Clinical Department of Cardiovascular Anesthesia and Intensive Care, University Department of Anesthesiology, Resuscitation and Intensive Care, Dubrava University Hospital, Av. G. Suska 6, 10000, Zagreb, Croatia,

出版信息

Wien Klin Wochenschr. 2014 Aug;126(15-16):495-9. doi: 10.1007/s00508-014-0528-2. Epub 2014 Mar 21.

Abstract

Primary graft failure in the early postoperative period after heart transplantation, remains a main cause of a poor outcome. Current treatment options include pharmacological (catecholamines and phosphodiesterase inhibitors) and mechanical assist device support.

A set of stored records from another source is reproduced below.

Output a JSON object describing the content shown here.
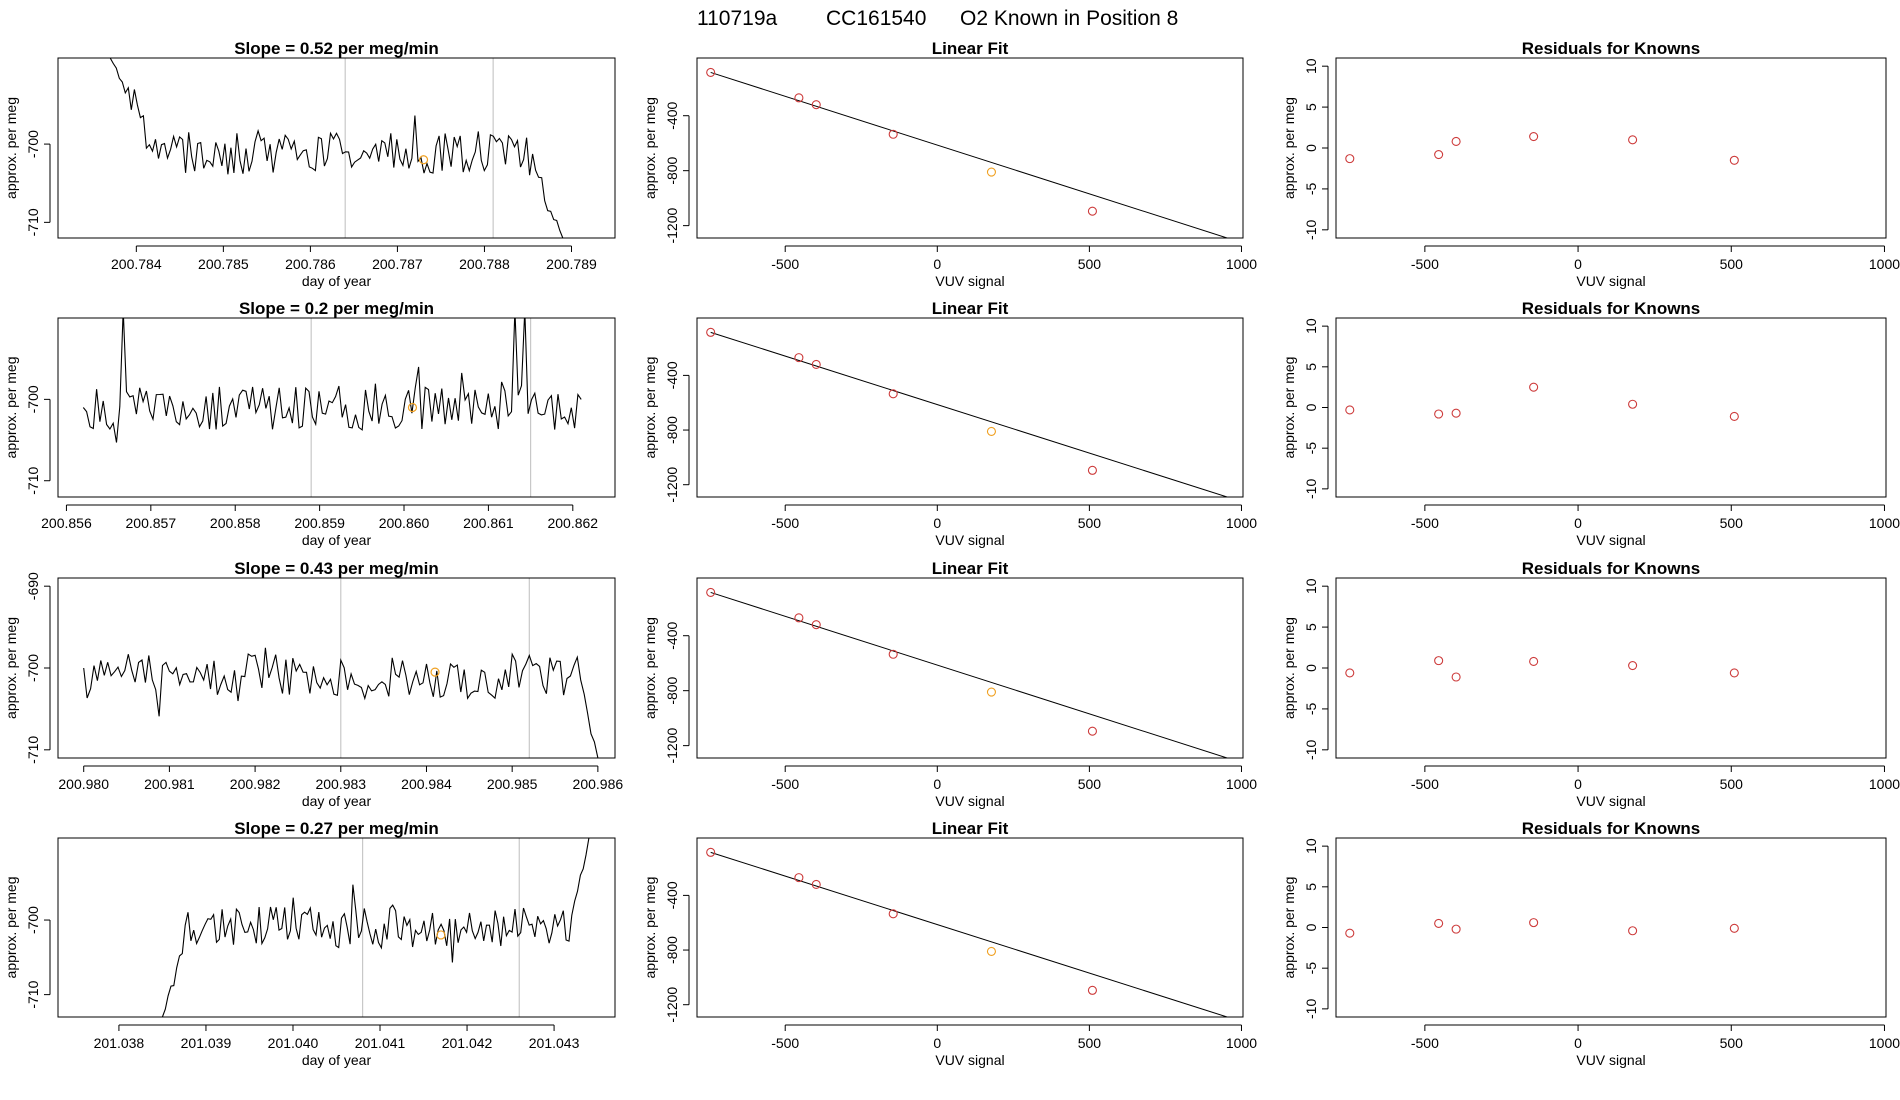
{
  "header": {
    "run_id": "110719a",
    "cylinder": "CC161540",
    "label": "O2 Known in Position  8"
  },
  "colors": {
    "line": "#000000",
    "point": "#cd3b3b",
    "known": "#f0a020",
    "marker": "#c8c8c8",
    "frame": "#000000"
  },
  "chart_data": [
    {
      "row": 1,
      "type": "line",
      "title": "Slope =  0.52  per meg/min",
      "xlabel": "day of year",
      "ylabel": "approx. per meg",
      "xlim": [
        200.7831,
        200.7895
      ],
      "ylim": [
        -712,
        -689
      ],
      "xticks": [
        "200.784",
        "200.785",
        "200.786",
        "200.787",
        "200.788",
        "200.789"
      ],
      "xtick_values": [
        200.784,
        200.785,
        200.786,
        200.787,
        200.788,
        200.789
      ],
      "yticks": [
        "-700",
        "-710"
      ],
      "ytick_values": [
        -700,
        -710
      ],
      "series_x": [
        200.7837,
        200.7889
      ],
      "start_value": -689,
      "end_value": -712,
      "shape": "drop-in-flat-drop",
      "noise_seed": 3,
      "markers": [
        200.7864,
        200.7881
      ],
      "highlight": {
        "x": 200.7873,
        "y": -702
      }
    },
    {
      "row": 1,
      "type": "scatter",
      "title": "Linear Fit",
      "xlabel": "VUV signal",
      "ylabel": "approx. per meg",
      "xlim": [
        -790,
        1005
      ],
      "ylim": [
        -1290,
        20
      ],
      "xticks": [
        "-500",
        "0",
        "500",
        "1000"
      ],
      "xtick_values": [
        -500,
        0,
        500,
        1000
      ],
      "yticks": [
        "-400",
        "-800",
        "-1200"
      ],
      "ytick_values": [
        -400,
        -800,
        -1200
      ],
      "x": [
        -745,
        -455,
        -398,
        -145,
        178,
        510
      ],
      "y": [
        -85,
        -270,
        -320,
        -535,
        -810,
        -1095
      ],
      "known_index": 4,
      "fit_line": {
        "x": [
          -745,
          960
        ],
        "y": [
          -85,
          -1295
        ]
      }
    },
    {
      "row": 1,
      "type": "scatter",
      "title": "Residuals for Knowns",
      "xlabel": "VUV signal",
      "ylabel": "approx. per meg",
      "xlim": [
        -790,
        1005
      ],
      "ylim": [
        -11,
        11
      ],
      "xticks": [
        "-500",
        "0",
        "500",
        "1000"
      ],
      "xtick_values": [
        -500,
        0,
        500,
        1000
      ],
      "yticks": [
        "10",
        "5",
        "0",
        "-5",
        "-10"
      ],
      "ytick_values": [
        10,
        5,
        0,
        -5,
        -10
      ],
      "x": [
        -745,
        -455,
        -398,
        -145,
        178,
        510
      ],
      "y": [
        -1.3,
        -0.8,
        0.8,
        1.4,
        1.0,
        -1.5
      ],
      "known_index": -1
    },
    {
      "row": 2,
      "type": "line",
      "title": "Slope =  0.2  per meg/min",
      "xlabel": "day of year",
      "ylabel": "approx. per meg",
      "xlim": [
        200.8559,
        200.8625
      ],
      "ylim": [
        -712,
        -690
      ],
      "xticks": [
        "200.856",
        "200.857",
        "200.858",
        "200.859",
        "200.860",
        "200.861",
        "200.862"
      ],
      "xtick_values": [
        200.856,
        200.857,
        200.858,
        200.859,
        200.86,
        200.861,
        200.862
      ],
      "yticks": [
        "-700",
        "-710"
      ],
      "ytick_values": [
        -700,
        -710
      ],
      "series_x": [
        200.8562,
        200.8621
      ],
      "start_value": -701,
      "end_value": -700,
      "shape": "noisy-spikes",
      "noise_seed": 7,
      "markers": [
        200.8589,
        200.8615
      ],
      "highlight": {
        "x": 200.8601,
        "y": -701
      }
    },
    {
      "row": 2,
      "type": "scatter",
      "title": "Linear Fit",
      "xlabel": "VUV signal",
      "ylabel": "approx. per meg",
      "xlim": [
        -790,
        1005
      ],
      "ylim": [
        -1290,
        20
      ],
      "xticks": [
        "-500",
        "0",
        "500",
        "1000"
      ],
      "xtick_values": [
        -500,
        0,
        500,
        1000
      ],
      "yticks": [
        "-400",
        "-800",
        "-1200"
      ],
      "ytick_values": [
        -400,
        -800,
        -1200
      ],
      "x": [
        -745,
        -455,
        -398,
        -145,
        178,
        510
      ],
      "y": [
        -85,
        -270,
        -320,
        -535,
        -810,
        -1095
      ],
      "known_index": 4,
      "fit_line": {
        "x": [
          -745,
          960
        ],
        "y": [
          -85,
          -1295
        ]
      }
    },
    {
      "row": 2,
      "type": "scatter",
      "title": "Residuals for Knowns",
      "xlabel": "VUV signal",
      "ylabel": "approx. per meg",
      "xlim": [
        -790,
        1005
      ],
      "ylim": [
        -11,
        11
      ],
      "xticks": [
        "-500",
        "0",
        "500",
        "1000"
      ],
      "xtick_values": [
        -500,
        0,
        500,
        1000
      ],
      "yticks": [
        "10",
        "5",
        "0",
        "-5",
        "-10"
      ],
      "ytick_values": [
        10,
        5,
        0,
        -5,
        -10
      ],
      "x": [
        -745,
        -455,
        -398,
        -145,
        178,
        510
      ],
      "y": [
        -0.3,
        -0.8,
        -0.7,
        2.5,
        0.4,
        -1.1
      ],
      "known_index": -1
    },
    {
      "row": 3,
      "type": "line",
      "title": "Slope =  0.43  per meg/min",
      "xlabel": "day of year",
      "ylabel": "approx. per meg",
      "xlim": [
        200.9797,
        200.9862
      ],
      "ylim": [
        -711,
        -689
      ],
      "xticks": [
        "200.980",
        "200.981",
        "200.982",
        "200.983",
        "200.984",
        "200.985",
        "200.986"
      ],
      "xtick_values": [
        200.98,
        200.981,
        200.982,
        200.983,
        200.984,
        200.985,
        200.986
      ],
      "yticks": [
        "-690",
        "-700",
        "-710"
      ],
      "ytick_values": [
        -690,
        -700,
        -710
      ],
      "series_x": [
        200.98,
        200.986
      ],
      "start_value": -700,
      "end_value": -711,
      "shape": "flat-drop",
      "noise_seed": 11,
      "markers": [
        200.983,
        200.9852
      ],
      "highlight": {
        "x": 200.9841,
        "y": -700.5
      }
    },
    {
      "row": 3,
      "type": "scatter",
      "title": "Linear Fit",
      "xlabel": "VUV signal",
      "ylabel": "approx. per meg",
      "xlim": [
        -790,
        1005
      ],
      "ylim": [
        -1290,
        20
      ],
      "xticks": [
        "-500",
        "0",
        "500",
        "1000"
      ],
      "xtick_values": [
        -500,
        0,
        500,
        1000
      ],
      "yticks": [
        "-400",
        "-800",
        "-1200"
      ],
      "ytick_values": [
        -400,
        -800,
        -1200
      ],
      "x": [
        -745,
        -455,
        -398,
        -145,
        178,
        510
      ],
      "y": [
        -85,
        -270,
        -320,
        -535,
        -810,
        -1095
      ],
      "known_index": 4,
      "fit_line": {
        "x": [
          -745,
          960
        ],
        "y": [
          -85,
          -1295
        ]
      }
    },
    {
      "row": 3,
      "type": "scatter",
      "title": "Residuals for Knowns",
      "xlabel": "VUV signal",
      "ylabel": "approx. per meg",
      "xlim": [
        -790,
        1005
      ],
      "ylim": [
        -11,
        11
      ],
      "xticks": [
        "-500",
        "0",
        "500",
        "1000"
      ],
      "xtick_values": [
        -500,
        0,
        500,
        1000
      ],
      "yticks": [
        "10",
        "5",
        "0",
        "-5",
        "-10"
      ],
      "ytick_values": [
        10,
        5,
        0,
        -5,
        -10
      ],
      "x": [
        -745,
        -455,
        -398,
        -145,
        178,
        510
      ],
      "y": [
        -0.6,
        0.9,
        -1.1,
        0.8,
        0.3,
        -0.6
      ],
      "known_index": -1
    },
    {
      "row": 4,
      "type": "line",
      "title": "Slope =  0.27  per meg/min",
      "xlabel": "day of year",
      "ylabel": "approx. per meg",
      "xlim": [
        201.0373,
        201.0437
      ],
      "ylim": [
        -713,
        -689
      ],
      "xticks": [
        "201.038",
        "201.039",
        "201.040",
        "201.041",
        "201.042",
        "201.043"
      ],
      "xtick_values": [
        201.038,
        201.039,
        201.04,
        201.041,
        201.042,
        201.043
      ],
      "yticks": [
        "-700",
        "-710"
      ],
      "ytick_values": [
        -700,
        -710
      ],
      "series_x": [
        201.0385,
        201.0434
      ],
      "start_value": -713,
      "end_value": -689,
      "shape": "rise-flat-rise",
      "noise_seed": 19,
      "markers": [
        201.0408,
        201.0426
      ],
      "highlight": {
        "x": 201.0417,
        "y": -702
      }
    },
    {
      "row": 4,
      "type": "scatter",
      "title": "Linear Fit",
      "xlabel": "VUV signal",
      "ylabel": "approx. per meg",
      "xlim": [
        -790,
        1005
      ],
      "ylim": [
        -1290,
        20
      ],
      "xticks": [
        "-500",
        "0",
        "500",
        "1000"
      ],
      "xtick_values": [
        -500,
        0,
        500,
        1000
      ],
      "yticks": [
        "-400",
        "-800",
        "-1200"
      ],
      "ytick_values": [
        -400,
        -800,
        -1200
      ],
      "x": [
        -745,
        -455,
        -398,
        -145,
        178,
        510
      ],
      "y": [
        -85,
        -270,
        -320,
        -535,
        -810,
        -1095
      ],
      "known_index": 4,
      "fit_line": {
        "x": [
          -745,
          960
        ],
        "y": [
          -85,
          -1295
        ]
      }
    },
    {
      "row": 4,
      "type": "scatter",
      "title": "Residuals for Knowns",
      "xlabel": "VUV signal",
      "ylabel": "approx. per meg",
      "xlim": [
        -790,
        1005
      ],
      "ylim": [
        -11,
        11
      ],
      "xticks": [
        "-500",
        "0",
        "500",
        "1000"
      ],
      "xtick_values": [
        -500,
        0,
        500,
        1000
      ],
      "yticks": [
        "10",
        "5",
        "0",
        "-5",
        "-10"
      ],
      "ytick_values": [
        10,
        5,
        0,
        -5,
        -10
      ],
      "x": [
        -745,
        -455,
        -398,
        -145,
        178,
        510
      ],
      "y": [
        -0.7,
        0.5,
        -0.2,
        0.6,
        -0.4,
        -0.1
      ],
      "known_index": -1
    }
  ]
}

Pharmacological support with catecholamines is related to elevated myocardial oxygen consumption and regional hypoperfusion leading to organ damage. On the other hand, levosimendan, as a calcium-sensitizing agent increases cardiac contractility without altering intracellular Ca(2+) levels and increase in oxygen demand. We present a case of a 51-year-old man, who was suffering from acute right-heart failure in the early postoperative period after heart transplantation. As a rescue therapy at the late stage of a low cardiac output state, levosimendan was started as continuous infusion at 0.1 μg/kg/min for 12 h and thereafter, at 0.2 μg/kg/min for the following 36 h. Levosimendan demonstrated an advanced pharmacological option as was portrayed in this case, where the right ventricle was under a prolonged severe depression and acutely overloaded after heart transplantation.

摘要

心脏移植术后早期的原发性移植失败仍然是导致不良预后的主要原因。目前的治疗选择包括药物治疗(儿茶酚胺和磷酸二酯酶抑制剂)和机械辅助装置支持。使用儿茶酚胺的药物支持与心肌氧耗增加和局部灌注不足导致器官损伤有关。另一方面,左西孟旦作为一种钙增敏剂,可增加心脏收缩力,而不改变细胞内Ca(2+)水平,也不会增加氧需求。我们报告一例51岁男性患者,在心脏移植术后早期出现急性右心衰竭。作为低心排血量状态晚期的一种抢救治疗,开始以0.1μg/kg/min的速度持续输注左西孟旦12小时,此后在接下来的36小时内以0.2μg/kg/min的速度输注。如本病例所示,左西孟旦显示出一种先进的药物治疗选择,该病例中右心室在心脏移植后长期严重抑制且急性过载。